There may be an error in my math.
For one thing, quality comments take time and effort to write. Suppose a comment takes 5 minutes per to write per karma point earned. Then 32553783 karma points are worth 32553783*5/60/24/30 ≈ 3767.8 man-months or approximately 314 man-years not spent doing something else.
This isn't to say that HN comments just lose the authors (or their employers) money due to opportunity cost. I would not be surprised if for a number of HN users their commenting led to new clients and business partners, not to mention exposure for their open source projects or simply memorable discussions the impact of which is harder to estimate in monetary terms. (For example, the recurrent discussions about Stoicism have made converts.)
Then some comments may not make the author money -- at least not as directly as getting a new client -- but may be worth a lot in terms of the money they make others; patio11's long comment history comes to mind.
Since the usernames are not queryable via an integer (e.g. user?id=1235654321) it's not exactly the most trivial of things.
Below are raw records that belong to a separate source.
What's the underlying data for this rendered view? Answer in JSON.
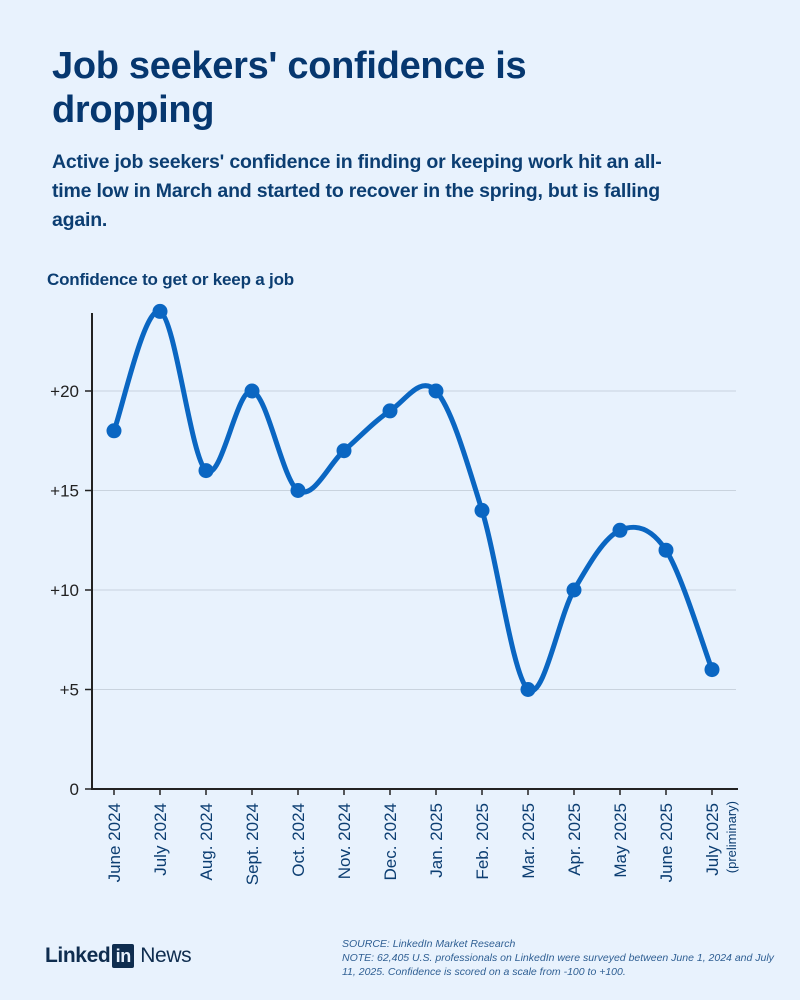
{
  "header": {
    "title": "Job seekers' confidence is dropping",
    "subtitle": "Active job seekers' confidence in finding or keeping work hit an all-time low in March and started to recover in the spring, but is falling again."
  },
  "chart_data": {
    "type": "line",
    "title": "Job seekers' confidence is dropping",
    "ylabel": "Confidence to get or keep a job",
    "xlabel": "",
    "categories": [
      "June 2024",
      "July 2024",
      "Aug. 2024",
      "Sept. 2024",
      "Oct. 2024",
      "Nov. 2024",
      "Dec. 2024",
      "Jan. 2025",
      "Feb. 2025",
      "Mar. 2025",
      "Apr. 2025",
      "May 2025",
      "June 2025",
      "July 2025"
    ],
    "category_notes": [
      "",
      "",
      "",
      "",
      "",
      "",
      "",
      "",
      "",
      "",
      "",
      "",
      "",
      "(preliminary)"
    ],
    "series": [
      {
        "name": "Confidence",
        "values": [
          18,
          24,
          16,
          20,
          15,
          17,
          19,
          20,
          14,
          5,
          10,
          13,
          12,
          6
        ]
      }
    ],
    "yticks": [
      0,
      5,
      10,
      15,
      20
    ],
    "ytick_labels": [
      "0",
      "+5",
      "+10",
      "+15",
      "+20"
    ],
    "ylim": [
      0,
      24
    ],
    "grid": true,
    "smooth": true,
    "line_color": "#0a66c2",
    "grid_color": "#c9d3de",
    "axis_color": "#222222"
  },
  "footer": {
    "logo_text_left": "Linked",
    "logo_text_box": "in",
    "logo_text_right": "News",
    "source": "SOURCE: LinkedIn Market Research",
    "note": "NOTE: 62,405 U.S. professionals on LinkedIn were surveyed between June 1, 2024 and July 11, 2025. Confidence is scored on a scale from -100 to +100."
  }
}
You'd have to go through an endless amount of posts, get every possible username from the comments, go through all stories submitted, grab their usernames, and then loop through the HN API and grab karma info.
select sum(karma) from user_data;
If the HN server uses an SQL database and has a table users containing the user names and their karma - and they must have something like that since the karmas are displayed on the profiles.